Face à ces problèmes structurels, l’Afrique subsaharienne est aussi un creuset d’innovations. Le recours à la santé mobile (mHealth) s’est accéléré avec l’essor du téléphone portable : au Kenya ou au Ghana, des plateformes comme mPedigree (vérification d’authenticité des médicaments) ou MomConnect (suivi prénatal par sms) touchent déjà des millions d’usagers.

Des solutions de micro-assurance santé fleurissent également, avec des plateformes telles que Mutuelles de Santé en Rwanda, permettant d’atteindre près de 90% de la population par des cotisations modestes et une implication communautaire forte. Les systèmes d’alerte épidémiologique exploitent de plus en plus l’IA et l’analyse des données pour détecter précocement les flambées — à l’exemple du système SORMAS mis en œuvre au Nigéria pour surveiller la propagation des maladies infectieuses.

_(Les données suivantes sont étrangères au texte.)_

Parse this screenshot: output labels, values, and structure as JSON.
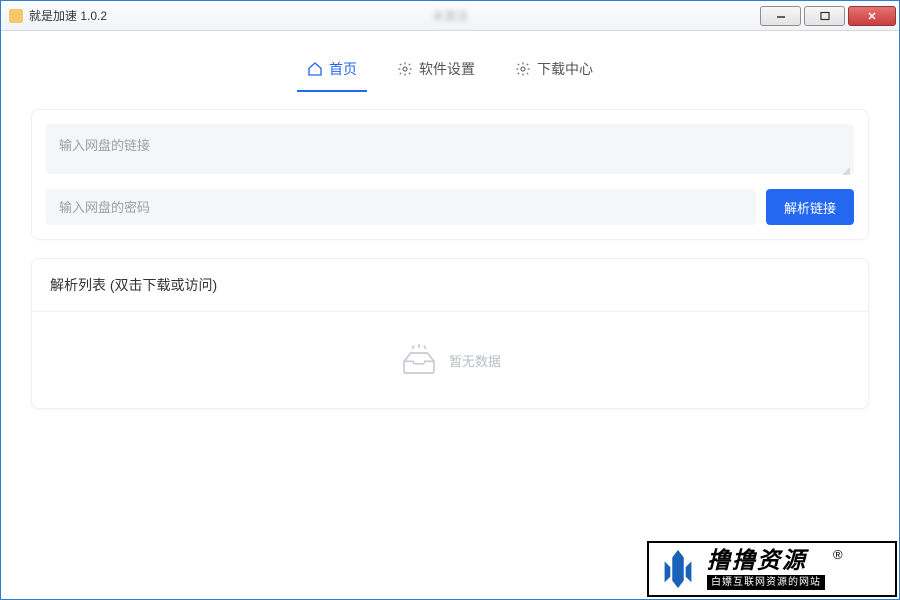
{
  "window": {
    "title": "就是加速  1.0.2",
    "blurred_center": "未激活"
  },
  "tabs": [
    {
      "label": "首页",
      "icon": "home-icon",
      "active": true
    },
    {
      "label": "软件设置",
      "icon": "gear-icon",
      "active": false
    },
    {
      "label": "下载中心",
      "icon": "gear-icon",
      "active": false
    }
  ],
  "inputs": {
    "link_placeholder": "输入网盘的链接",
    "password_placeholder": "输入网盘的密码"
  },
  "buttons": {
    "parse": "解析链接"
  },
  "result": {
    "header": "解析列表 (双击下载或访问)",
    "empty_text": "暂无数据"
  },
  "watermark": {
    "big": "撸撸资源",
    "sub": "白嫖互联网资源的网站",
    "registered": "®"
  }
}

L’innovation institutionnelle, via la régionalisation de la riposte comme avec la création de l’Africa CDC en 2017, est également à souligner. Elle favorise la mutualisation des ressources et le partage d’expertise scientifique, essentiels pour faire face aux épidémies telles que la Covid-19, l’Ebola ou le choléra.

Défis liés aux urgences sanitaires et adaptation aux crises récurrentes

La capacité à réagir aux urgences — qu'elles soient infectieuses, liées à des catastrophes naturelles ou à des conflits — reste particulièrement éprouvée. L’exemple de l’épidémie d’Ebola (2014-2016) en Afrique de l’Ouest, qui a coûté la vie à plus de 11 000 personnes, a mis en lumière les limites de certains systèmes de surveillance, de prise en charge, mais aussi les ressources extraordinaires de solidarité communautaire et d’adaptation locale (OMS/UNICEF Joint Monitoring Report, 2017).

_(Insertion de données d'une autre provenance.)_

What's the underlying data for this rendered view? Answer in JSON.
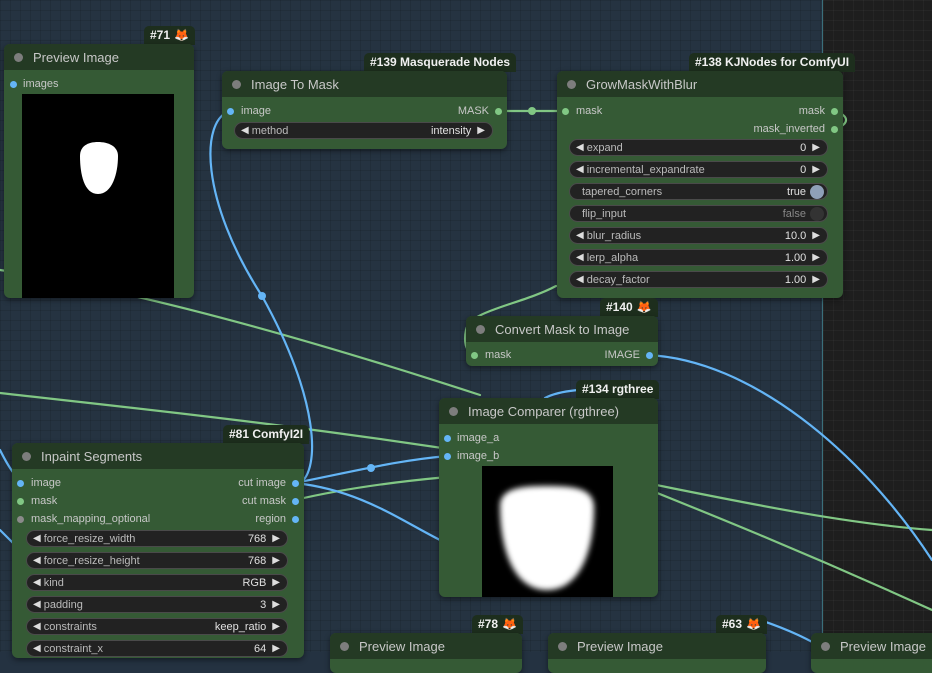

La pandémie de Covid-19 a révélé, à nouveau, la vulnérabilité de la chaîne logistique médicale, mais aussi la réactivité de certains pays quant à la digitalisation du suivi des contacts, la production locale de matériel sanitaire (masques, gels) ou l’acheminement des vaccins via Covax. Toutefois, un rapport de MSF (Médecins Sans Frontières) évoque des ruptures de continuité des soins dans 32% des centres de santé lors des pics pandémiques dans la région sahélienne, illustrant la fragilité persistante face à l’imprévisible.

Perspectives pour un avenir plus résilient

L’avenir des systèmes de santé en Afrique subsaharienne se jouera sur la capacité à réduire les vulnérabilités structurelles sans négliger le potentiel d’innovation et de mobilisation communautaire. L’élargissement de la couverture sanitaire universelle, l’investissement dans les ressources humaines et le soutien à la transition numérique sont les voies privilégiées par la Banque africaine de développement et l’OMS pour dépasser le cap de la pénurie chronique. La région se distingue déjà par ses expériences pionnières dans le champ de la santé digitale, de l’assurance inclusive et de la coordination régionale face aux crises.

Face aux défis inédits qui s’annoncent — urbanisation, impacts du changement climatique, migration, mutations épidémiologiques —, l’adaptation rapide et le dialogue entre communautés, décideurs et partenaires internationaux seront déterminants pour renforcer les bases d’une santé publique durable et équitable en Afrique subsaharienne.